Guillaume Huard, le pilote
Pour Guillaume Huard, l’entrepreneuriat est avant tout une histoire de famille. Né à Levallois- Perret, il a deux grands-pères chefs d’entreprise. « Il y en a un qui était administrateur de biens, l’autre était architecte, ce qui fait que, très jeune, j’ai baigné dans l’immobilier », raconte- t-il. En vacances, été comme hiver, entre Paris et le Cantal, il « assistait aux assemblées générales des entreprises ». « Quand on partait à la pêche, on me racontait comment être un bon chef d’entreprise, comment on doit s’adapter aux collaborateurs et être juste. À douze ans, je savais déjà ce qu’étaient les démembrements de propriété. » Son parcours professionnel « est intimement lié à la famille » dans laquelle il a grandi. S’orienter vers l’entrepreneuriat a donc été une évidence.
Un parcours sur mesure
Sur les conseils de sa famille, Guillaume Huard a acquis toutes les compétences nécessaires à la bonne direction d’une entreprise. Après deux ans de BTS, il obtient en 2007 son diplôme de comptabilité et gestion des organisations. Il s’oriente vers une licence en droit de l’immobilier à l’Université de Toulon et termine ses études par un master de droit privé, avec une spécialité en gestion du patrimoine, banque et finance. À la suite d’une première expérience dans un petit cabinet parisien et pour renforcer ses connaissances en finance, il décide de suivre un master en ingénierie financière au sein de Weller International Business School. À l’issue de cette formation, il intègre le groupe Rayne en 2013, dans lequel il affine ses compétences en gestion de portefeuille et gestion d’actifs. Après plusieurs années, il quitte le groupe et rejoint le cabinet KAYS Wealth Management qu’il présidera pendant cinq ans.
Entreprendre
S’étant constitué un socle solide de connaissances, Guillaume Huard se lance dans la création de son propre cabinet de conseil en gestion de patrimoine, Origeen Capital. « J’ai eu un parcours très progressif qui m’a permis d’apprendre beaucoup de choses, j’y suis allé crescendo et cela m’a bien servi. » Dans le métier, ce qu’il apprécie, c’est suivre des clients sur le long terme.
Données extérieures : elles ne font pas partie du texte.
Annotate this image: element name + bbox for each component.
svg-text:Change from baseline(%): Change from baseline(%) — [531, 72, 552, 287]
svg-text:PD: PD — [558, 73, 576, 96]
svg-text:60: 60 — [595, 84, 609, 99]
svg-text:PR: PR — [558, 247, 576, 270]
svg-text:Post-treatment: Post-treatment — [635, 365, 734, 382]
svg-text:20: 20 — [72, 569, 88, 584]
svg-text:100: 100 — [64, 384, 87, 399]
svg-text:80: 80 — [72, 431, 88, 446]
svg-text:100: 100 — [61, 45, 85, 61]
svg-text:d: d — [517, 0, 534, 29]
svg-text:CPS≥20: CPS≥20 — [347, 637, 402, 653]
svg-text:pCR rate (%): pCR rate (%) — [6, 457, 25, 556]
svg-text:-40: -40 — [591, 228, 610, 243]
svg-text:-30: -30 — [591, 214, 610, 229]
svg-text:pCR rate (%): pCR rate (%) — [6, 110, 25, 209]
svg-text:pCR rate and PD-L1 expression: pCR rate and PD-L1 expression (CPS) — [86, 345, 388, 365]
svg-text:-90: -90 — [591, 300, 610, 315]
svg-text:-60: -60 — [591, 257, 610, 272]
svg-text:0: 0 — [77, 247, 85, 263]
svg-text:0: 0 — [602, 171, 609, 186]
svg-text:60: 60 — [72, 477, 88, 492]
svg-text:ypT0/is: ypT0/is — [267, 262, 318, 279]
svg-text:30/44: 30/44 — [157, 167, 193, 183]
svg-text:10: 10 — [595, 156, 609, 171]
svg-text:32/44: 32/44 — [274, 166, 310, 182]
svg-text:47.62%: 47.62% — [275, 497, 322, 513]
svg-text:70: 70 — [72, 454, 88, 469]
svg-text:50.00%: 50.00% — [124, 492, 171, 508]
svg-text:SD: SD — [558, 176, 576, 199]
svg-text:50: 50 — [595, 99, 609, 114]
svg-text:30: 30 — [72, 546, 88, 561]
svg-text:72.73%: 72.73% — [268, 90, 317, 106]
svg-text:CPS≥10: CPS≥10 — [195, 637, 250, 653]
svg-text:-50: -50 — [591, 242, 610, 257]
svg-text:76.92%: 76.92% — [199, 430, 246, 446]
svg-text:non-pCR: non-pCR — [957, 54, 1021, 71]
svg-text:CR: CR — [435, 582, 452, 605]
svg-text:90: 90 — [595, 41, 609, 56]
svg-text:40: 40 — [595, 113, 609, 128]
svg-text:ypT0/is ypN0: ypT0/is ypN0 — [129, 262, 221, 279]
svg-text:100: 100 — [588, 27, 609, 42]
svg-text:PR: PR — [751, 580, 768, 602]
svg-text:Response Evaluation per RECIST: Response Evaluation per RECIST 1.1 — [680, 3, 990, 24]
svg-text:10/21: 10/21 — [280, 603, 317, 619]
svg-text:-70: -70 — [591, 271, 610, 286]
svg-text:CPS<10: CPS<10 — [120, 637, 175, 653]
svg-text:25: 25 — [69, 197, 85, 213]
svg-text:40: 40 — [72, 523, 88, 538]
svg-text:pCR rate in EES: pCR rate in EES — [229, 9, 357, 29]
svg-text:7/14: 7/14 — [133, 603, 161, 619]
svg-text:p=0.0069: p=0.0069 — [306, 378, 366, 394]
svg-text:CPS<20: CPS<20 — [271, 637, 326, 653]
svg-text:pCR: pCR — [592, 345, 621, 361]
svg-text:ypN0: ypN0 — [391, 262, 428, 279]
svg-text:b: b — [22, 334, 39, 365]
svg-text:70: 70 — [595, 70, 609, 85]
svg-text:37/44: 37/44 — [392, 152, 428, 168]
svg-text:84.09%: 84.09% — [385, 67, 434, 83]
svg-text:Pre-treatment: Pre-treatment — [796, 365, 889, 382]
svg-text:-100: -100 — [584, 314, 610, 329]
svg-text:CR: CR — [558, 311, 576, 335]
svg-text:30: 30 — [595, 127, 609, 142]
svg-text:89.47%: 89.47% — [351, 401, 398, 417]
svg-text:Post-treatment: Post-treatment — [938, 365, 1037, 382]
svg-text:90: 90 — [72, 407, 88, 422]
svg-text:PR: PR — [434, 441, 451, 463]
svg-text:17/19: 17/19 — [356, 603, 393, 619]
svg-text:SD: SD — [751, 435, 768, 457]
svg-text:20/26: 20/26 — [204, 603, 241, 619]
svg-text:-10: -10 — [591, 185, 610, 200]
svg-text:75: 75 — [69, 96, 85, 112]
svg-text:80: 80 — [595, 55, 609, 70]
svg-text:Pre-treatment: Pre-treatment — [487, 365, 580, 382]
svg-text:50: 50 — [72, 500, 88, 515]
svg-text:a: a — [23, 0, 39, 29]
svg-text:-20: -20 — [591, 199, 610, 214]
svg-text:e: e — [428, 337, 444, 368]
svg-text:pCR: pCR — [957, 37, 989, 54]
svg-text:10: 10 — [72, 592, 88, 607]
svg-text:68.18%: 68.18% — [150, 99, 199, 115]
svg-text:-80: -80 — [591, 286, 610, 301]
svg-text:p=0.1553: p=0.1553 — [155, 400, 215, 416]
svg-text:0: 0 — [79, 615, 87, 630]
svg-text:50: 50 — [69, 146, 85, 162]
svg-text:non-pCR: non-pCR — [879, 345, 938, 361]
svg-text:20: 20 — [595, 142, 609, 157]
En accompagnant certains d’entre eux sur des décennies, il admet que « c’est impressionnant de se rendre compte des efforts que l’on réalise ensemble et de voir les résultats se concrétiser. Les premières années, on rencontre des clients, on fait de nouvelles affaires, et puis des années plus tard, on revoit leurs enfants. »
Rêver d’autre chose
En suivant cette trajectoire familiale, Guillaume Huard ne regrette rien : « J’adore mon métier et je pense que, comme beaucoup de mes confrères, je suis un passionné. » Ancien joueur de football en club, Guillaume Huard a dû renoncer à une carrière sportive après une blessure au genou. Aujourd’hui, il cultive son « goût de l’effort » à travers d’autres activités, notamment le golf et le renforcement musculaire.
Enfant, il avait « deux rêves ». La cuisine d’abord qu’il pratique quotidiennement « pour le plus grand plaisir de [ses] proches ». Sinon, devenir ingénieur : « Je voulais travailler sur les voitures ou sur les avions. » Pour la gastronomie, il a renoncé à ouvrir un restaurant. « C’est magnifique de travailler en restauration, mais avec une famille, c’est toujours difficile d’allier les deux. ». En revanche, passionné par la mécanique, les moteurs et les cylindrées, Guillaume Huard ne se ferme pas toutes les portes à 40 ans : « Je n’aurais peut-être pas le plaisir de voler sur un A 380, mais un jour je passerai sûrement ma licence de pilote privé », confie-t-il. Entre passion et raison, Guillaume Huard continue de tracer sa route, fidèle à ses rêves d’enfant et animé par la même curiosité qui le pousse toujours à viser plus haut.